Cicatriz, por Lúcio Verçoza

Cicatriz

Por Lúcio Verçoza

Para Rodrigo Espinoza

Era dia de lua cheia. A presença dela clareava ainda mais a tarde sem nuvens. O velho Freitas balançava na cadeira. Seu neto, sentado ao lado, olhava para a réstea de cerrado no canto do horizonte. Os dois estavam calados. Com a lua, testemunha, eram três em silêncio. Só a cadeira falava, com um som na ida e outro na volta do seu balanço.

Até aí tudo ia dentro do habitual. Porém, o rabo do cerrado, fitado pelo neto, começou a mudar de forma. O que já era ralo, foi rareando, numa espécie de dança introspectiva de folhas e galhos. O cerrado se encolhia, como se estivesse se recolhendo para dentro de si, ou como se chamasse o olhar para dentro dele. O curso dessa retração, foi rompido por uma leve expansão. Qual o quê, pura ilusão! Pois logo no segundo seguinte sucedeu uma abrupta murchada, o cerrado soltou o ar e, o que inicialmente era algo disforme, assumiu a forma de uma cicatriz. Tudo isso ocorreu no canto de olho do horizonte.

O neto, boquiaberto, não conseguia emitir, sequer, uma letra, quanto mais uma palavra. Ainda com as pupilas fixas na imagem da inusitada cicatriz, finalmente conseguiu formular algum pensamento – acho que esses traços são familiares. Não sabia de onde vinha tal impressão. Pensou nas curvas do Van Gogh, mas não houve tempo para investigar seu repertório de memórias, pois quando viu, seus olhos já estavam dentro da cicatriz.

Lá observou um menino, um meninote, que junto ao pai, cortava lenha para fazer carvão. Galho a galho, tronco a tronco, daquela terra ia saindo madeira preta. E o menino, um meninote, ia se sentido um homem. Até que, no ápice desse sentimento, a autoconfiança ultrapassou sua estatura de 1 metro e vinte oito centímetros. E foi justamente nesse instante que ele tropeçou. Não flutuou no ar, caiu com o tronco na terra e com a cabeça da brasa de carvão em seu ombro. Foi uma queimadura de graus incontáveis, como incontáveis eram os números de carvão que saíram daquela propriedade.

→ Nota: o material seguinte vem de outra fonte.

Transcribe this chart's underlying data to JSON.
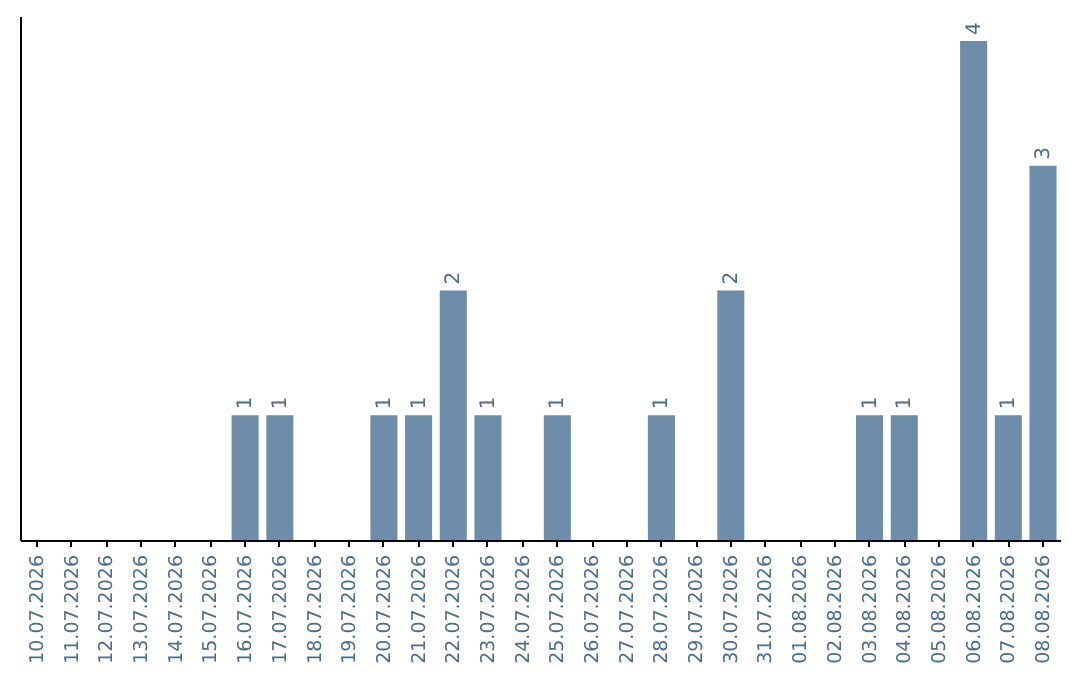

Na hora não doeu, só fez arder. Não doeu nem quando seu pai, vendo a gravidade subindo em bolhas de pele, jogou água. Só foi ardor. No caminho para casa, deitado na carroça, no mesmo canto em que transportavam o carvão, olhava para o céu e contava os tons de azul. Mesmo que fosse um céu de único tom, céu sem estrelas; era uma forma de resistir valentemente. Um, dois, três, o canto do sabiá, quatro, e era só um ardor…

Chegaram em casa mais cedo do que era de costume, as cigarras ainda estavam caladas, quando apontaram na porteira. A mãe, que naquele horário nem passara o café, ao ouvir o relincho do Verdelinho, sabia que tinha algo errado. Correu para o alpendre com um aperto no peito. Avistar o filho deitado, com o tronco nas tábuas da carroça, foi desesperador. – O que aconteceu com meu menino? – Nada mãe, já sou homem. Quando viu a queimadura, não deu tempo nem de piscar o olho. Já estava no quintal pegando folhas de sambacaitá. Com o menino no colo, aplicou na ferida a planta dissolvida em água. E até ali, ele ainda não sentia dor. Foi somente no instante em que a lágrima salgada da sua mãe pingou em sua pele, que ele sentiu a dor que não sabia. E com a bolha estourada e entreaberta, seus olhos eram um vão, que em vão, o desobedeciam.

E foi aí que a visão do neto voltou ao alpendre, e sua retina viu o vô desabotoar a blusa. E lhe mostrar, com os mesmos olhos umedecidos, que a cicatriz estava ali e que não era só sua. Ali estava um pouco do cerrado, e do que era por comida em alguns pratos. Que ali estava um pouco de sua bisavó, e do que era ver a dor e também tê-la. E o neto que já era um homem feito, doutor pela universidade, viu que ainda era um menino. E que quando tivesse um pequenino, ia falar da bisavó que não o viu. E do abraço lá na quina do alpendre, que teve a cadeira de balanço e a lua como testemunhas. E do velho Freitas que nesse dia, já velhinho, flutuou nos braços do neto. E de quando um olhou para cara do outro, e disseram tudo, sem falar nada.